Former Lok Sabha Secretary General P D T Acharya said the productivity of the just-ended session reminds him of the Winter session of 2010 when the 2G scam led to its complete washout.
The protests by the BJP and other parties had rocked Parliament after the CAG reported on the alleged 2G scam.
The LS and the RS could utilise only six per cent and two per cent of their allotted time.
But the United Progressive Alliance government, in a bid to avoid another washout, agreed to form a Joint Parliamentary Committee on 2G scam in the 2011 Budget session.
Acharya said as the leader of the House, the prime minister has the authority to ensure that the House functions.
He was of the view that Parliament “can function if the government wants”.
“Disruptions for a couple of days is alright, but legislations have to be passed... disruptions should not happen daily,” he said.
He recalled that India’s first prime minister Jawaharlal Nehru used to reach out to the opposition leaders and was present in the Lok Sabha every day.

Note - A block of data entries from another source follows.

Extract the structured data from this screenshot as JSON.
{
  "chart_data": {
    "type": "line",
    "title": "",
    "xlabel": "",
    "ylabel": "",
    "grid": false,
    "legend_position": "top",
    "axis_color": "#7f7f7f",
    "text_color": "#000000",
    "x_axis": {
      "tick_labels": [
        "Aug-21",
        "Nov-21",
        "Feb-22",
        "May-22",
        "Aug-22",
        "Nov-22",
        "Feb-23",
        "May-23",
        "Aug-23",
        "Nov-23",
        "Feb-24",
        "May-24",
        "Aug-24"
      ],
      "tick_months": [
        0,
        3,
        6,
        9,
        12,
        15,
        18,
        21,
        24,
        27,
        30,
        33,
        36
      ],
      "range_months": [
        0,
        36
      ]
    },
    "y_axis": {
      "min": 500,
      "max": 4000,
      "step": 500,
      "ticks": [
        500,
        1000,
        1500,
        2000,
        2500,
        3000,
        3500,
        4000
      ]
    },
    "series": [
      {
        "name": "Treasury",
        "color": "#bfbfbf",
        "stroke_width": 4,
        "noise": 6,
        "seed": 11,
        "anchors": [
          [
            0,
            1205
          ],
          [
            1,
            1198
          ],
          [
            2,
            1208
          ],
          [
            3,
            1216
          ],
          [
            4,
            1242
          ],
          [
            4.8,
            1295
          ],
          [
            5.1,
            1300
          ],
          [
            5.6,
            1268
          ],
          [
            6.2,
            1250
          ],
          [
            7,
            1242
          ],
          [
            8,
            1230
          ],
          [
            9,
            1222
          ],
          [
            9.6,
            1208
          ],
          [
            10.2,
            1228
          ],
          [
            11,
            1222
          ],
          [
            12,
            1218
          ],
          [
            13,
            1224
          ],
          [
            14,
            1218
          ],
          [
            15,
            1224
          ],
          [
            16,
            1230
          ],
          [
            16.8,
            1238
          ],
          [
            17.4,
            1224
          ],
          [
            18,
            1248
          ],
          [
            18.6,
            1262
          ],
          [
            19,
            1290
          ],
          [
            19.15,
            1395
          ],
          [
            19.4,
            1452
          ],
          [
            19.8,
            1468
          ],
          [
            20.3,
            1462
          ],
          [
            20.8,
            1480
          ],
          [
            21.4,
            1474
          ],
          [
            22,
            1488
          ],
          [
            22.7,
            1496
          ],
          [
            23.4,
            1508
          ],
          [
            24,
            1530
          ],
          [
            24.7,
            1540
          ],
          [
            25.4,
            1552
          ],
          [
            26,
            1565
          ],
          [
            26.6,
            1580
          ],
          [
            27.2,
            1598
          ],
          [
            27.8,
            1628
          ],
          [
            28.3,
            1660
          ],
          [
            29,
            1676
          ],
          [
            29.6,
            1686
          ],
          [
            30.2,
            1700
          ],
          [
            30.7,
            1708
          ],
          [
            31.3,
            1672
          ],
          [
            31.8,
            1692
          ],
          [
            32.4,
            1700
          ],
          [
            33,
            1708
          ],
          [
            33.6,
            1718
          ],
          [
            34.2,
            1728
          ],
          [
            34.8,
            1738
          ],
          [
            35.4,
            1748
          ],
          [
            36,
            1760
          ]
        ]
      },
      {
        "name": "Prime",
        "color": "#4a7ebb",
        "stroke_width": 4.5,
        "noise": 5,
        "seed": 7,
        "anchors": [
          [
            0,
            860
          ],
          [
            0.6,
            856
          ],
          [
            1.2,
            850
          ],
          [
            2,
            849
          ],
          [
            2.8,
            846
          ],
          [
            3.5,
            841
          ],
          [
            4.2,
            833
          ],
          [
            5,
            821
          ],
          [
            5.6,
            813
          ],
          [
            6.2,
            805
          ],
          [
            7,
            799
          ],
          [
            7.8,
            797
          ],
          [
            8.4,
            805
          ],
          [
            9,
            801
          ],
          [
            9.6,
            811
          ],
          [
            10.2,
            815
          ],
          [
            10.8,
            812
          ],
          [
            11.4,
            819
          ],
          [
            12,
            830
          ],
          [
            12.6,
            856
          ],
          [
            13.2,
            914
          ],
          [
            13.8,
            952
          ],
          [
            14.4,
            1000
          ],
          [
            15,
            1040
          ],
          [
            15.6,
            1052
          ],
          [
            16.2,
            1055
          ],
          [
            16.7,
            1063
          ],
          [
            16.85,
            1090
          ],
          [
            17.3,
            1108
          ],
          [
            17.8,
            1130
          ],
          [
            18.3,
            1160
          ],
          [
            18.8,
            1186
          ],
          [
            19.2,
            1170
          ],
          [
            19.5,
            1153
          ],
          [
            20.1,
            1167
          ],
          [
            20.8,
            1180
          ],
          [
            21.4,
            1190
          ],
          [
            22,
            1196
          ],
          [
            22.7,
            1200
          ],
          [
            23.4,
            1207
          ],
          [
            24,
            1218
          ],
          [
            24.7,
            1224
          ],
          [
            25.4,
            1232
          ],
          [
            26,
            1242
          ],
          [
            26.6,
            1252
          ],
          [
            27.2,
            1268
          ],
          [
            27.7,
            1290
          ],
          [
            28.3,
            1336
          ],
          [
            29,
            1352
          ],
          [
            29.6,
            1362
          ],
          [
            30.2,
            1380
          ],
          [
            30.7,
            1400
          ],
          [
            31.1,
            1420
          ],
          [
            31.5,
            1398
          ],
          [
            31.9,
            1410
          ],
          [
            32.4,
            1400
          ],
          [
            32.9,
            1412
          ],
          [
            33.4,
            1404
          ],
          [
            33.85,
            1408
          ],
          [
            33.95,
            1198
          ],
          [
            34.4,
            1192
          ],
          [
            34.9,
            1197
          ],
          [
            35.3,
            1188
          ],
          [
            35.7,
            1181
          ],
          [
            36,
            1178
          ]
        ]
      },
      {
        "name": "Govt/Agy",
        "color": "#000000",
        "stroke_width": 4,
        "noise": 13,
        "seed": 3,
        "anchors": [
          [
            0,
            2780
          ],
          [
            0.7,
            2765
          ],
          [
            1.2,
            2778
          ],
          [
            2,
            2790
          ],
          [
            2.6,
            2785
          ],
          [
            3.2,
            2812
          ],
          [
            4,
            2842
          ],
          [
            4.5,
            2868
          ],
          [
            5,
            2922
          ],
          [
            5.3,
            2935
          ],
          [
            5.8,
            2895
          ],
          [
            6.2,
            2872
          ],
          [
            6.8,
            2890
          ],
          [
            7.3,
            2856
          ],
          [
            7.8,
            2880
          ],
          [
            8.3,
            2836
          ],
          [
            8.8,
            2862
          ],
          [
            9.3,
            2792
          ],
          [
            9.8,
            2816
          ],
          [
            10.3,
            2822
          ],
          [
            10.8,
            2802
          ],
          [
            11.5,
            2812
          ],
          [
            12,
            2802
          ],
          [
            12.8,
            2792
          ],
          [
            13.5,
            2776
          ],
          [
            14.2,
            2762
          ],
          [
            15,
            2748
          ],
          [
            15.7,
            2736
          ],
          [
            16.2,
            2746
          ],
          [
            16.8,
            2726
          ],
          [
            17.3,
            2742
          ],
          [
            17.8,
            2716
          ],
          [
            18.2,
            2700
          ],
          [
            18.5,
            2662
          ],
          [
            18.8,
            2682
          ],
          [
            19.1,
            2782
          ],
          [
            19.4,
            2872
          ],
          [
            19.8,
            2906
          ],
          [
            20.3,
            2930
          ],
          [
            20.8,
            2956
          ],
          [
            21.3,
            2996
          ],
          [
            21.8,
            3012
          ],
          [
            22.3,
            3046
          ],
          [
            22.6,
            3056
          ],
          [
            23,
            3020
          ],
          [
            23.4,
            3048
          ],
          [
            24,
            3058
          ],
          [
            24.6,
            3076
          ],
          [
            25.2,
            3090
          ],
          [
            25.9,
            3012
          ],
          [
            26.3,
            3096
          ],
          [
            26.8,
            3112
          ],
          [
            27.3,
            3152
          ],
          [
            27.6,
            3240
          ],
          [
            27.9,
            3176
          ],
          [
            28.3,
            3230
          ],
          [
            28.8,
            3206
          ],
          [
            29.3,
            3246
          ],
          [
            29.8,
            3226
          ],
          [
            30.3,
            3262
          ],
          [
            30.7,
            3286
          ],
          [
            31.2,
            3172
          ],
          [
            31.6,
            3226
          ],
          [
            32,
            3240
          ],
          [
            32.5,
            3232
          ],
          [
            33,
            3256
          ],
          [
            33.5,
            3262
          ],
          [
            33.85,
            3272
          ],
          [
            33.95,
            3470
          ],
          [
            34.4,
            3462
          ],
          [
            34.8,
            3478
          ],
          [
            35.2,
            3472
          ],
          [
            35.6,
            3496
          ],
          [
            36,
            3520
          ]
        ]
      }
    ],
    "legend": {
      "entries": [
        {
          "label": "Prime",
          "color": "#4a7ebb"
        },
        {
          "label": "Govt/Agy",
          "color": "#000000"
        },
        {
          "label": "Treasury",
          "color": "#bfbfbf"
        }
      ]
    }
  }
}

Several MPs gave notices to move no-confidence motion in the Lok Sabha against the government. However, due to disruptions caused by members raising various issues such as the Punjab National Bank scam, special status for Andhra Pradesh and Cauvery water dispute, it could not be admitted.
This was the first time a notice to move a no-confidence motion was given in the 16th Lok Sabha.
“A no-confidence motion was also moved in the 15th Lok Sabha in 2013 but was not discussed. In the 14th Lok Sabha, a no-confidence motion was converted to a confidence vote, which the government had won,” said PRS Legislative Research.